Yes! Reading Series
The Yes! Reading Series appeared on the Albany poetry scene in early 2009 as the brainchild of Douglas Rothschild and Colie Collen. The name comes from the initials on an over-sized calendar given to Douglas by a commercial laundry machine distributor: Yankee Equipment Systems. As he tells it, “They had a BIG calendar, lots of room to write in names in the boxes, on the top of the calendar it said, YES! & in smaller type, Yankee (etc.). It was just so affirmative!” Originally, it was to be held in the Laundromat but space and noise prohibited, so it began in now defunct pizza parlor in downtown Albany. Its original mission was to bring innovative poetry and fiction to Albany and periodically combined an alternative event such as “Poetry Game Show” where prizes were awarded to the team with the best esoteric literary knowledge.

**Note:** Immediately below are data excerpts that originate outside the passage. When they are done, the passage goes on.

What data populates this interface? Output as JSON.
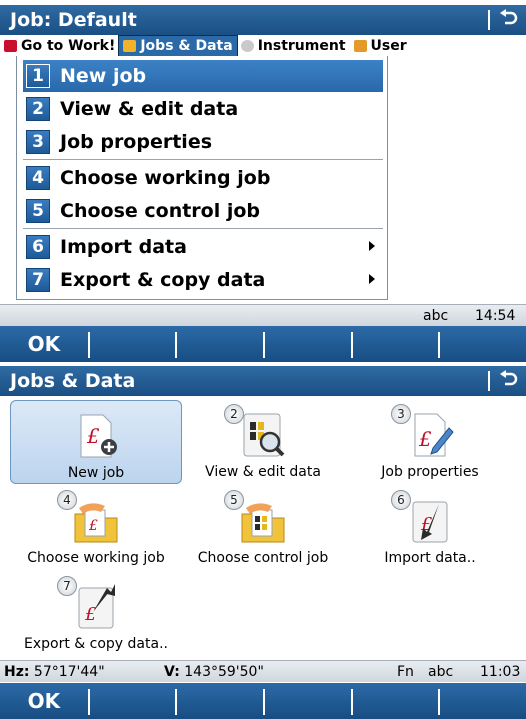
{
  "top_screen": {
    "title": "Job: Default",
    "menubar": [
      {
        "label": "Go to Work!",
        "icon": "work-icon",
        "color": "#c8102e"
      },
      {
        "label": "Jobs & Data",
        "icon": "jobs-data-icon",
        "color": "#f2b32b"
      },
      {
        "label": "Instrument",
        "icon": "instrument-icon",
        "color": "#c9c9c9"
      },
      {
        "label": "User",
        "icon": "user-icon",
        "color": "#e39a2a"
      }
    ],
    "dropdown": [
      {
        "num": "1",
        "label": "New job",
        "submenu": false
      },
      {
        "num": "2",
        "label": "View & edit data",
        "submenu": false
      },
      {
        "num": "3",
        "label": "Job properties",
        "submenu": false
      },
      {
        "num": "4",
        "label": "Choose working job",
        "submenu": false
      },
      {
        "num": "5",
        "label": "Choose control job",
        "submenu": false
      },
      {
        "num": "6",
        "label": "Import data",
        "submenu": true
      },
      {
        "num": "7",
        "label": "Export & copy data",
        "submenu": true
      }
    ],
    "status": {
      "mode": "abc",
      "time": "14:54"
    },
    "softkeys": [
      "OK",
      "",
      "",
      "",
      "",
      ""
    ]
  },
  "bottom_screen": {
    "title": "Jobs & Data",
    "tiles": [
      {
        "num": "",
        "label": "New job",
        "icon": "new-job-icon"
      },
      {
        "num": "2",
        "label": "View & edit data",
        "icon": "view-edit-data-icon"
      },
      {
        "num": "3",
        "label": "Job properties",
        "icon": "job-properties-icon"
      },
      {
        "num": "4",
        "label": "Choose working job",
        "icon": "choose-working-job-icon"
      },
      {
        "num": "5",
        "label": "Choose control job",
        "icon": "choose-control-job-icon"
      },
      {
        "num": "6",
        "label": "Import data..",
        "icon": "import-data-icon"
      },
      {
        "num": "7",
        "label": "Export & copy data..",
        "icon": "export-copy-data-icon"
      }
    ],
    "status": {
      "hz_label": "Hz:",
      "hz_value": "57°17'44\"",
      "v_label": "V:",
      "v_value": "143°59'50\"",
      "fn": "Fn",
      "mode": "abc",
      "time": "11:03"
    },
    "softkeys": [
      "OK",
      "",
      "",
      "",
      "",
      ""
    ]
  },
  "colors": {
    "accent": "#1f5a92",
    "selection": "#2e72b8",
    "tile_selected": "#c8dcf2"
  }
}
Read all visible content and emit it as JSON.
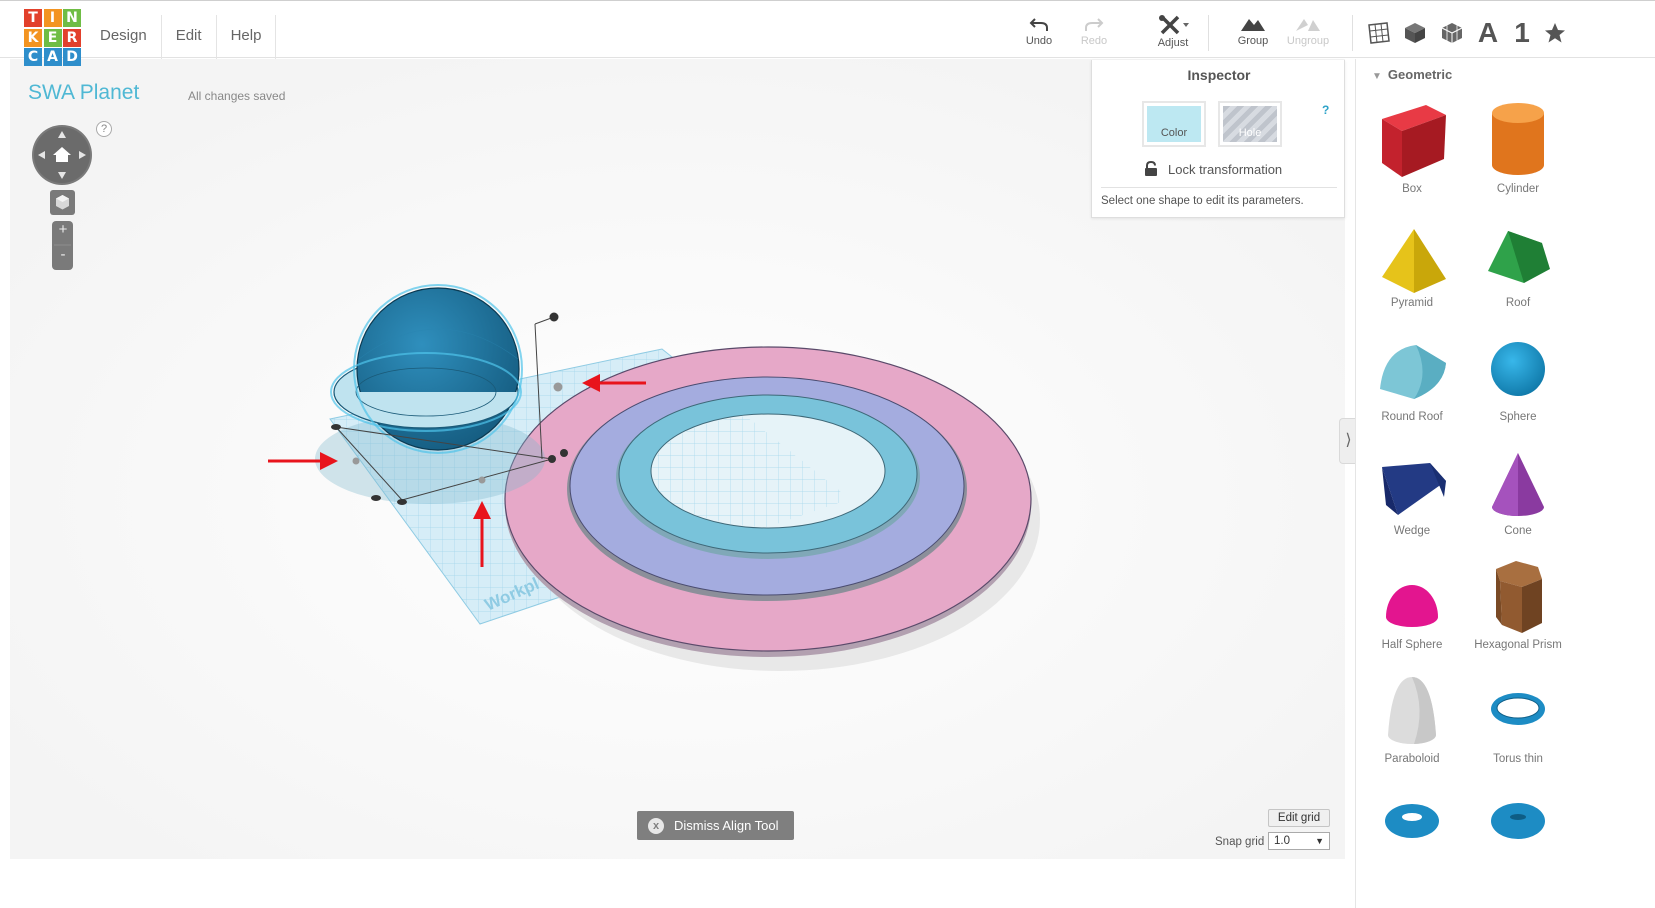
{
  "logo": {
    "letters": [
      [
        "T",
        "I",
        "N"
      ],
      [
        "K",
        "E",
        "R"
      ],
      [
        "C",
        "A",
        "D"
      ]
    ],
    "colors": {
      "red": "#e2402b",
      "orange": "#f39421",
      "green": "#6fbd45",
      "blue": "#2e8ecb"
    }
  },
  "menu": {
    "items": [
      "Design",
      "Edit",
      "Help"
    ]
  },
  "toolbar": {
    "undo": "Undo",
    "redo": "Redo",
    "adjust": "Adjust",
    "group": "Group",
    "ungroup": "Ungroup"
  },
  "view_icons": {
    "text_label": "A",
    "number_label": "1"
  },
  "project": {
    "title": "SWA Planet",
    "save_status": "All changes saved"
  },
  "nav": {
    "help": "?",
    "zoom_in": "+",
    "zoom_out": "-"
  },
  "inspector": {
    "title": "Inspector",
    "color_label": "Color",
    "hole_label": "Hole",
    "help": "?",
    "lock_label": "Lock transformation",
    "hint": "Select one shape to edit its parameters.",
    "color_swatch": "#bde8f2"
  },
  "panel": {
    "section": "Geometric",
    "shapes": [
      {
        "label": "Box"
      },
      {
        "label": "Cylinder"
      },
      {
        "label": "Pyramid"
      },
      {
        "label": "Roof"
      },
      {
        "label": "Round Roof"
      },
      {
        "label": "Sphere"
      },
      {
        "label": "Wedge"
      },
      {
        "label": "Cone"
      },
      {
        "label": "Half Sphere"
      },
      {
        "label": "Hexagonal Prism"
      },
      {
        "label": "Paraboloid"
      },
      {
        "label": "Torus thin"
      },
      {
        "label": ""
      },
      {
        "label": ""
      }
    ]
  },
  "workplane": {
    "label": "Workpl"
  },
  "bottom": {
    "dismiss_label": "Dismiss Align Tool",
    "dismiss_icon": "x",
    "edit_grid": "Edit grid",
    "snap_label": "Snap grid",
    "snap_value": "1.0"
  },
  "colors": {
    "accent": "#4fb8d4",
    "sphere": "#1f7aa6",
    "ring_pink": "#e6a8c8",
    "ring_lavender": "#a4acdf",
    "ring_blue": "#79c3da",
    "arrow": "#e8141c"
  }
}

In late 2009 Anna Elena Eyre and James Belflower from Suny Albany joined the team, and the series expanded, moving to its current home in the Albany Social Justice Center and receiving sponsorship from The Graduate Student Employee Union. At the end of 2010 Douglas and Colie moved on to other projects and Cara Benson curated until early 2011.
In its current manifestation, curated by James Belflower and Matthew Klane, the Yes! Poetry and Performance series presents monthly multidisciplinary events. Its goal is to bring innovative local and national writers into conversation with experimental film, dance, music and art in the belief that these intersections enrich each form in vital ways. From essays on obscure punk music to local noise artists; contemporary “flexing” to transgender performances; and hosting writers such as Charles Alexander, Rebecca Wolff, CA Conrad, Bernadette Mayer, Corina Copp, Joshua Ware, MacGregor Card, and Kate Greenstreet, the Yes! series continues to expand its offerings through the support of a committed and encouraging audience.
Never far from its roots in the enthusiastic bustle of the laundromat, Yes! serves as a bridge between SUNY Albany and local literary communities believing that the creative diversity these interactions provide engenders mutual innovation.